Les fluctuations sont très importantes dans les petits ensembles de données, alors qu'elles peuvent s'équilibrer dans les grands ensembles de données. Ainsi, plus l'ensemble des données disponibles est petit, plus la plage d'incertitude s'élargit. Ce schéma est par exemple observé dans les données des petits cantons de Suisse. Les données disponibles ne sont pas suffisantes pour faire des déclarations statistiquement significatives car les intervalles d'incertitude sont très larges.

Je préfère me concentrer sur les sept grandes régions de la Suisse. Les gens se déplacent beaucoup à l'intérieur de ces régions. En examinant ces régions, nous pouvons identifier des tendances. Pour l'instant, l'estimation ponctuelle de la valeur R estimée est supérieure à 1 dans les sept grandes régions de Suisse. Même s'il ne nous est pas possible de faire une déclaration de signification sur la valeur R estimée, nous pouvons quand même interpréter les données. Malheureusement, les estimations ponctuelles pour toutes les régions suggèrent fortement que le virus est actuellement dans une phase de croissance exponentielle en Suisse.

L'estimation de la valeur R seule ne suffit pas

Les estimations de la valeur R peuvent donner un aperçu de la direction dans laquelle la pandémie pourrait se développer. Toutefois, il faut toujours tenir compte de la marge d'incertitude et interpréter les données avec prudence. En outre, il est essentiel de prendre en compte d'autres paramètres liés à la pandémie afin d'obtenir une évaluation complète de la situation. Une estimation ponctuelle ne suffit pas à donner une image complète de la situation épidémiologique.

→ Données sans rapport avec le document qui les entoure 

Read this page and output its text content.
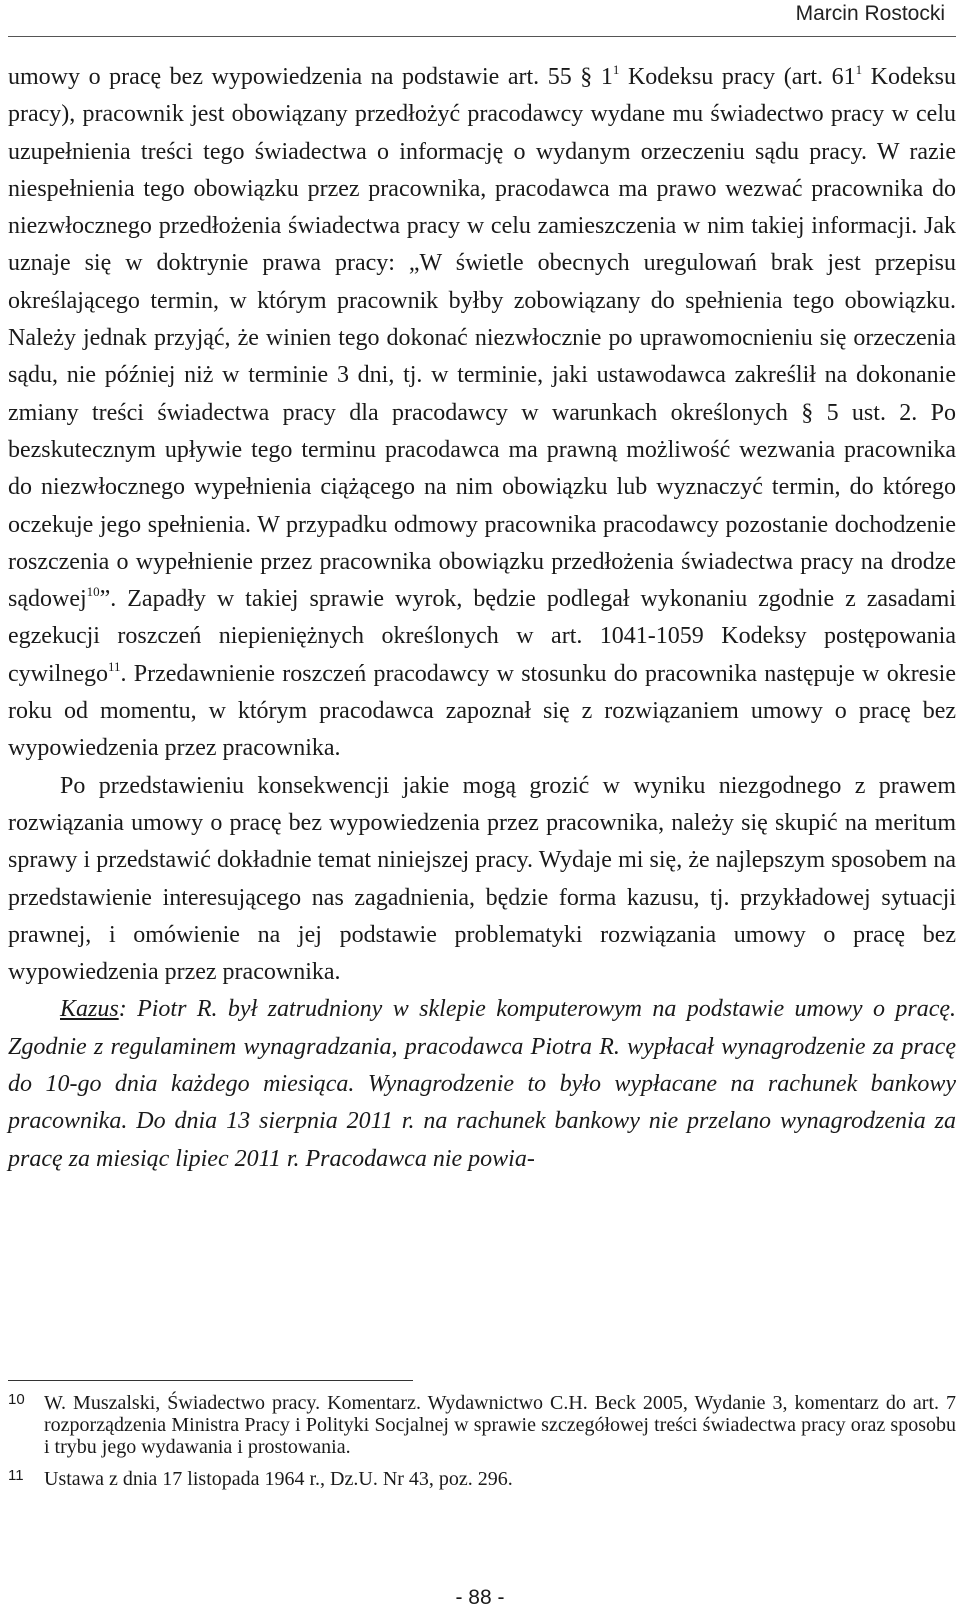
Marcin Rostocki

umowy o pracę bez wypowiedzenia na podstawie art. 55 § 1$^1$ Kodeksu pracy (art. 61$^1$ Kodeksu pracy), pracownik jest obowiązany przedłożyć pracodawcy wydane mu świadectwo pracy w celu uzupełnienia treści tego świadectwa o informację o wydanym orzeczeniu sądu pracy. W razie niespełnienia tego obowiązku przez pracownika, pracodawca ma prawo wezwać pracownika do niezwłocznego przedłożenia świadectwa pracy w celu zamieszczenia w nim takiej informacji. Jak uznaje się w doktrynie prawa pracy: „W świetle obecnych uregulowań brak jest przepisu określającego termin, w którym pracownik byłby zobowiązany do spełnienia tego obowiązku. Należy jednak przyjąć, że winien tego dokonać niezwłocznie po uprawomocnieniu się orzeczenia sądu, nie później niż w terminie 3 dni, tj. w terminie, jaki ustawodawca zakreślił na dokonanie zmiany treści świadectwa pracy dla pracodawcy w warunkach określonych § 5 ust. 2. Po bezskutecznym upływie tego terminu pracodawca ma prawną możliwość wezwania pracownika do niezwłocznego wypełnienia ciążącego na nim obowiązku lub wyznaczyć termin, do którego oczekuje jego spełnienia. W przypadku odmowy pracownika pracodawcy pozostanie dochodzenie roszczenia o wypełnienie przez pracownika obowiązku przedłożenia świadectwa pracy na drodze sądowej$^{10}$”. Zapadły w takiej sprawie wyrok, będzie podlegał wykonaniu zgodnie z zasadami egzekucji roszczeń niepieniężnych określonych w art. 1041-1059 Kodeksy postępowania cywilnego$^{11}$. Przedawnienie roszczeń pracodawcy w stosunku do pracownika następuje w okresie roku od momentu, w którym pracodawca zapoznał się z rozwiązaniem umowy o pracę bez wypowiedzenia przez pracownika.

Po przedstawieniu konsekwencji jakie mogą grozić w wyniku niezgodnego z prawem rozwiązania umowy o pracę bez wypowiedzenia przez pracownika, należy się skupić na meritum sprawy i przedstawić dokładnie temat niniejszej pracy. Wydaje mi się, że najlepszym sposobem na przedstawienie interesującego nas zagadnienia, będzie forma kazusu, tj. przykładowej sytuacji prawnej, i omówienie na jej podstawie problematyki rozwiązania umowy o pracę bez wypowiedzenia przez pracownika.

Kazus: Piotr R. był zatrudniony w sklepie komputerowym na podstawie umowy o pracę. Zgodnie z regulaminem wynagradzania, pracodawca Piotra R. wypłacał wynagrodzenie za pracę do 10-go dnia każdego miesiąca. Wynagrodzenie to było wypłacane na rachunek bankowy pracownika. Do dnia 13 sierpnia 2011 r. na rachunek bankowy nie przelano wynagrodzenia za pracę za miesiąc lipiec 2011 r. Pracodawca nie powia-

10 W. Muszalski, Świadectwo pracy. Komentarz. Wydawnictwo C.H. Beck 2005, Wydanie 3, komentarz do art. 7 rozporządzenia Ministra Pracy i Polityki Socjalnej w sprawie szczegółowej treści świadectwa pracy oraz sposobu i trybu jego wydawania i prostowania.
11 Ustawa z dnia 17 listopada 1964 r., Dz.U. Nr 43, poz. 296.
- 88 -
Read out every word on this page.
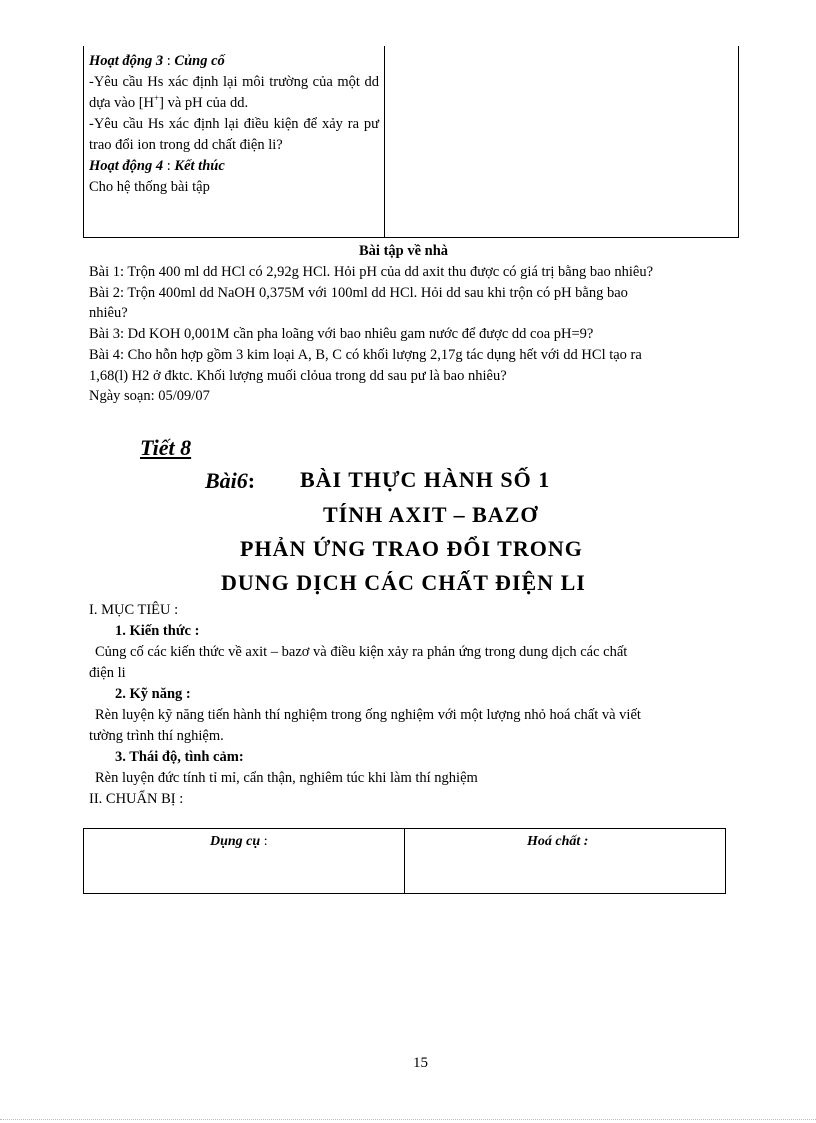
Hoạt động 3 : Củng cố
-Yêu cầu Hs xác định lại môi trường của một dd dựa vào [H+] và pH của dd.
-Yêu cầu Hs xác định lại điều kiện để xảy ra pư trao đổi ion trong dd chất điện li?
Hoạt động 4 : Kết thúc
Cho hệ thống bài tập
Bài tập về nhà
Bài 1: Trộn 400 ml dd HCl có 2,92g HCl. Hỏi pH của dd axit thu được có giá trị bằng bao nhiêu?
Bài 2: Trộn 400ml dd NaOH 0,375M với 100ml dd HCl. Hỏi dd sau khi trộn có pH bằng bao
nhiêu?
Bài 3: Dd KOH 0,001M cần pha loãng với bao nhiêu gam nước để được dd coa pH=9?
Bài 4: Cho hỗn hợp gồm 3 kim loại A, B, C có khối lượng 2,17g tác dụng hết với dd HCl tạo ra
1,68(l) H2 ở đktc. Khối lượng muối clỏua trong dd sau pư là bao nhiêu?
Ngày soạn: 05/09/07
Tiết 8
Bài6: BÀI THỰC HÀNH SỐ 1
TÍNH AXIT – BAZƠ
PHẢN ỨNG TRAO ĐỔI TRONG
DUNG DỊCH CÁC CHẤT ĐIỆN LI
I. MỤC TIÊU :
1. Kiến thức :
Củng cố các kiến thức về axit – bazơ và điều kiện xảy ra phản ứng trong dung dịch các chất
điện li
2. Kỹ năng :
Rèn luyện kỹ năng tiến hành thí nghiệm trong ống nghiệm với một lượng nhỏ hoá chất và viết
tường trình thí nghiệm.
3. Thái độ, tình cảm:
Rèn luyện đức tính tỉ mỉ, cẩn thận, nghiêm túc khi làm thí nghiệm
II. CHUẨN BỊ :
Dụng cụ :	Hoá chất :
15
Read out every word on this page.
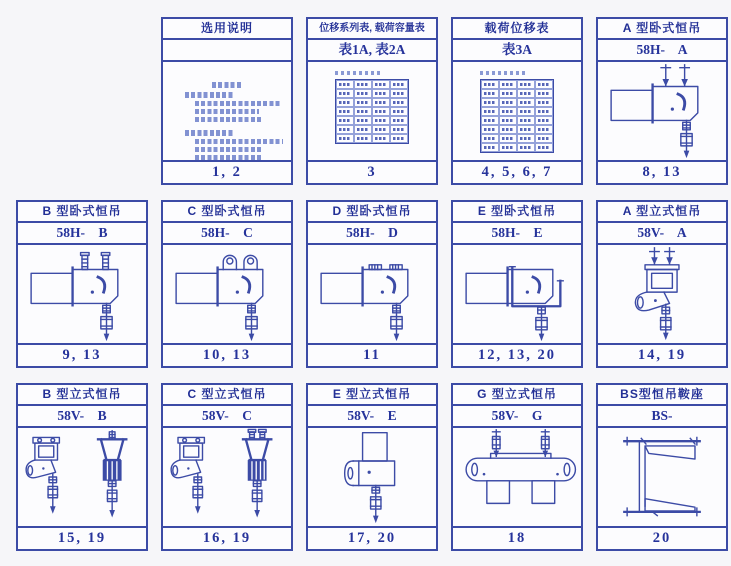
选用说明
1, 2
位移系列表, 载荷容量表
表1A, 表2A
3
载荷位移表
表3A
4, 5, 6, 7
A 型卧式恒吊
58H-    A
8, 13
B 型卧式恒吊
58H-    B
9, 13
C 型卧式恒吊
58H-    C
10, 13
D 型卧式恒吊
58H-    D
11
E 型卧式恒吊
58H-    E
12, 13, 20
A 型立式恒吊
58V-    A
14, 19
B 型立式恒吊
58V-    B
15, 19
C 型立式恒吊
58V-    C
16, 19
E 型立式恒吊
58V-    E
17, 20
G 型立式恒吊
58V-    G
18
BS型恒吊鞍座
BS-
20
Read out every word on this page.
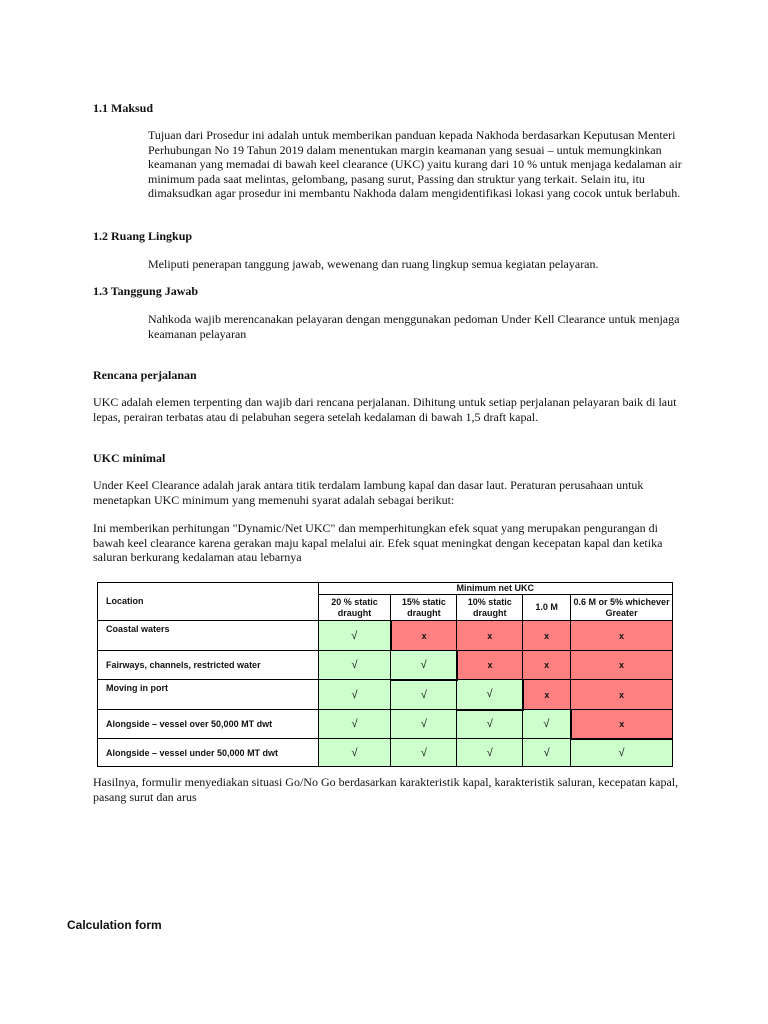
1.1 Maksud
Tujuan dari Prosedur ini adalah untuk memberikan panduan kepada Nakhoda berdasarkan Keputusan Menteri Perhubungan No 19 Tahun 2019 dalam menentukan margin keamanan yang sesuai – untuk memungkinkan keamanan yang memadai di bawah keel clearance (UKC) yaitu kurang dari 10 % untuk menjaga kedalaman air minimum pada saat melintas, gelombang, pasang surut, Passing dan struktur yang terkait. Selain itu, itu dimaksudkan agar prosedur ini membantu Nakhoda dalam mengidentifikasi lokasi yang cocok untuk berlabuh.
1.2 Ruang Lingkup
Meliputi penerapan tanggung jawab, wewenang dan ruang lingkup semua kegiatan pelayaran.
1.3 Tanggung Jawab
Nahkoda wajib merencanakan pelayaran dengan menggunakan pedoman Under Kell Clearance untuk menjaga keamanan pelayaran
Rencana perjalanan
UKC adalah elemen terpenting dan wajib dari rencana perjalanan. Dihitung untuk setiap perjalanan pelayaran baik di laut lepas, perairan terbatas atau di pelabuhan segera setelah kedalaman di bawah 1,5 draft kapal.
UKC minimal
Under Keel Clearance adalah jarak antara titik terdalam lambung kapal dan dasar laut. Peraturan perusahaan untuk menetapkan UKC minimum yang memenuhi syarat adalah sebagai berikut:
Ini memberikan perhitungan "Dynamic/Net UKC" dan memperhitungkan efek squat yang merupakan pengurangan di bawah keel clearance karena gerakan maju kapal melalui air. Efek squat meningkat dengan kecepatan kapal dan ketika saluran berkurang kedalaman atau lebarnya
Location	Minimum net UKC				
	20 % static draught	15% static draught	10% static draught	1.0 M	0.6 M or 5% whichever Greater
Coastal waters	√	x	x	x	x
Fairways, channels, restricted water	√	√	x	x	x
Moving in port	√	√	√	x	x
Alongside – vessel over 50,000 MT dwt	√	√	√	√	x
Alongside – vessel under 50,000 MT dwt	√	√	√	√	√
Hasilnya, formulir menyediakan situasi Go/No Go berdasarkan karakteristik kapal, karakteristik saluran, kecepatan kapal, pasang surut dan arus
Calculation form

Nous aimerions avoir une certaine certitude en ces temps incertains. Mais ce n'est pas quelque chose que les statistiques peuvent nécessairement fournir. Nous ne pouvons pas nous débarrasser de l'incertitude statistique. Elle est une conséquence directe du fait que nous avons affaire à des événements du monde réel. Nous devons donc accepter l'incertitude et, en tant que société, trouver un moyen d'y faire face. Dans notre équipe, nous poursuivons l'objectif d'identifier les dynamiques épidémiologiques à partir des données dont nous disposons, de mettre en évidence les scénarios possibles et de quantifier ces scénarios en calculant les probabilités. Il appartient ensuite aux décideurs politiques et à la société dans son ensemble de décider comment utiliser ces connaissances scientifiques.

Modification du 15.03.2021 :
L'estimation du nombre R de la Suisse est continuellement mise à jour au fur et à mesure que de nouvelles données sont disponibles. Actuellement, la fourchette d'estimations la plus récente va de 1,00 à 1,26.